Published on February 21, 2012
  • Signs of ill health at NBC’s much-marketed “Smash,” reports Adweek. The show depicts young hopefuls trying to make it on Broadway. After debuting on February 6 with 11.4 million viewers and a 3.8 rating among adults 18-49, it dropped to a 2.8 rating in week two. Even in its premiere, the show lost viewers, with 14.1 million tuning in at the top of the hour and 10.1 million watching the full hour. This is reminiscent of ABC’s short lived “My So-Called Life,” the 1994 teen drama; a darling among critics, a limited taste among viewers; but also of NBC’s “The West Wing,” which struggled in its 1999 premiere season, yet ran until 2006.
  • A potential ratings bonanza for Lifetime. Lindsey Lohan will be on the small screen, playing Elizabeth Taylor in the Lifetime TV movie “Liz and Dick,” reports Access Hollywood.
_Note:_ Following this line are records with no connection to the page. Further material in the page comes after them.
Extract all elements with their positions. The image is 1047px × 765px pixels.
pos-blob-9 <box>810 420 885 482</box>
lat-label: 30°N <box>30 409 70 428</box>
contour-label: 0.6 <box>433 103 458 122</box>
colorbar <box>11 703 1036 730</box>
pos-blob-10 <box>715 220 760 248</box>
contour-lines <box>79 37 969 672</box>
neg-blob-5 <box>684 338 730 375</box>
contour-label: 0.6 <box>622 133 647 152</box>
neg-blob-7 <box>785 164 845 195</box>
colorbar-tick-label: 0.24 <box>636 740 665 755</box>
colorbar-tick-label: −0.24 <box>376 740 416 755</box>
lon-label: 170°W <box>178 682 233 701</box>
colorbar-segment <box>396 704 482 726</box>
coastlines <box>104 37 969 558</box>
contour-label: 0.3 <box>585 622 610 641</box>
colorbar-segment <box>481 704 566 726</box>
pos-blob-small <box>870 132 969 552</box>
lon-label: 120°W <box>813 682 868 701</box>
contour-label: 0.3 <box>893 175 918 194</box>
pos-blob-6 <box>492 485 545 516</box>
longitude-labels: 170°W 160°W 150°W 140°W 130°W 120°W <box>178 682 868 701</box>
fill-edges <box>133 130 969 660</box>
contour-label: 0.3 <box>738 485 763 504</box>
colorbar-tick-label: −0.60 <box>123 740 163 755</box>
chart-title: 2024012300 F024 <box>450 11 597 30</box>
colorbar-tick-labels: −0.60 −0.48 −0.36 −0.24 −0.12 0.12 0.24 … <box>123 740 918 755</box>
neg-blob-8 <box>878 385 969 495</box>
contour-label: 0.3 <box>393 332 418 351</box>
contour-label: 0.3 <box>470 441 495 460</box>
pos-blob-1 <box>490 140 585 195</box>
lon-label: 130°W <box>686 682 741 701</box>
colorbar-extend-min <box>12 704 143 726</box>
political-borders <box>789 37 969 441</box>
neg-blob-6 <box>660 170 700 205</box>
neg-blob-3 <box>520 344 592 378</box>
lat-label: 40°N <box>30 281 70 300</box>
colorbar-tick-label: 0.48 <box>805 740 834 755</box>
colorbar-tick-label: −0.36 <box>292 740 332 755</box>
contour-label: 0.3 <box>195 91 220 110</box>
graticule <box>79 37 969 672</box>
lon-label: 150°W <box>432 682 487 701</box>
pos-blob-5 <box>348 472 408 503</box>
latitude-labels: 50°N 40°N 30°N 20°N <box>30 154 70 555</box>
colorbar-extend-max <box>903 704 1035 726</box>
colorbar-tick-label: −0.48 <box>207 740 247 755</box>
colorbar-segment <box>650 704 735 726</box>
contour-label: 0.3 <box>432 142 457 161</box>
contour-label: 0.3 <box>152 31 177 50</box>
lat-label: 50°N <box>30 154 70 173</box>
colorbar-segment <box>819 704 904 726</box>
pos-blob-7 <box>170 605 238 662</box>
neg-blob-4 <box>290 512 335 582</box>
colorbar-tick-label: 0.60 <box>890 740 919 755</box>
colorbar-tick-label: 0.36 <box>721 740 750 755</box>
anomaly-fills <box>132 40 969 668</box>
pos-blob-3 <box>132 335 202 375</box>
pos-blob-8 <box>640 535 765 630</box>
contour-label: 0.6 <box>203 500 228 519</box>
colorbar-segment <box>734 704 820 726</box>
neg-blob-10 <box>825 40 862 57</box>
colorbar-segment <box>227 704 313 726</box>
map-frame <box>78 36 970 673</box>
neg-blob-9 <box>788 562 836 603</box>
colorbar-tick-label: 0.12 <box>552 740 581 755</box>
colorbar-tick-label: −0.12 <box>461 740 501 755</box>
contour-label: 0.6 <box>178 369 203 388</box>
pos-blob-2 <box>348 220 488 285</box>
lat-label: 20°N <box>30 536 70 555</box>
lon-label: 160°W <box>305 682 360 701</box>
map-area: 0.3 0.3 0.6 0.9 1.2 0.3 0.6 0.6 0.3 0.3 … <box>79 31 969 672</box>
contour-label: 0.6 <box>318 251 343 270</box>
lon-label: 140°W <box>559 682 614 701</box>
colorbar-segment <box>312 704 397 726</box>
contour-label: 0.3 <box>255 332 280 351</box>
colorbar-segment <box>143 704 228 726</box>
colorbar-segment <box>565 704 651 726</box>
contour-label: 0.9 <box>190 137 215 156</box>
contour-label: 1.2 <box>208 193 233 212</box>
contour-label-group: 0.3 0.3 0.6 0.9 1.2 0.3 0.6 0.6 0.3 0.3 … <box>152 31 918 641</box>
No air date yet, but Lifetime scores big with its original movies—chiefly true-crime dramas with name actors, like its Rob Lowe vehicle “Drew Peterson: Untouchable,” which in January drew 5.8 million viewers on Saturday night, for a 4.25 rating. Supposedly, producer Larry Thompson has inked a “stay out of trouble” clause into Lohan’s contract.
  • “Vampire Diaries” hero Taylor Kinney will play an adrenaline-junkie firefighter in NBC’s “Chicago Fire,” reports Deadline Hollywood. Dick Wolf of the “Law & Order” franchise will produce. Like “Law & Order: Criminal Intent,” this series will depict an “elite squad,” sent to tackle the most dangerous fires or rescue operations.
  • Spike has cancelled “Blue Mountain State,” and will focus on unscripted series, reports TVByTheNumbers. The scripted half-hour series followed the misadventures of a college football team, and ran for three seasons. Spike will shift its focus from scripted programming to the relatively low-cost reality programming, according to Variety, which interviewed Spike’s executive VP of original series. It has picked up a second season of 13 episodes of “Ink Master,” an elimination show about tattoo artistry, and will premiere “American Digger” on March 20. “Digger” follows one-time pro wrestler Ric Savage, looking for buried treasure in back yards.
  • Cable channels took some top honors at last week’s 43rd Annual NAACP Image Awards, reports Multichannel News. Malcolm Jamal Warner took best actor for BET’s “Read Between The Lines,” and co-star Tracy Ellis Ross for Best Actress. TBS’s “Tyler Perry’s House of Payne” won best comedy series, and star Keshia Night Pulliam earned best supporting actress in a comedy series. HBO’s “Thurgood,” a biopic of Supreme Court Justice Thurgood Marshall, won for outstanding original film or mini-series, and its star Laurence Fishburne for outstanding actor.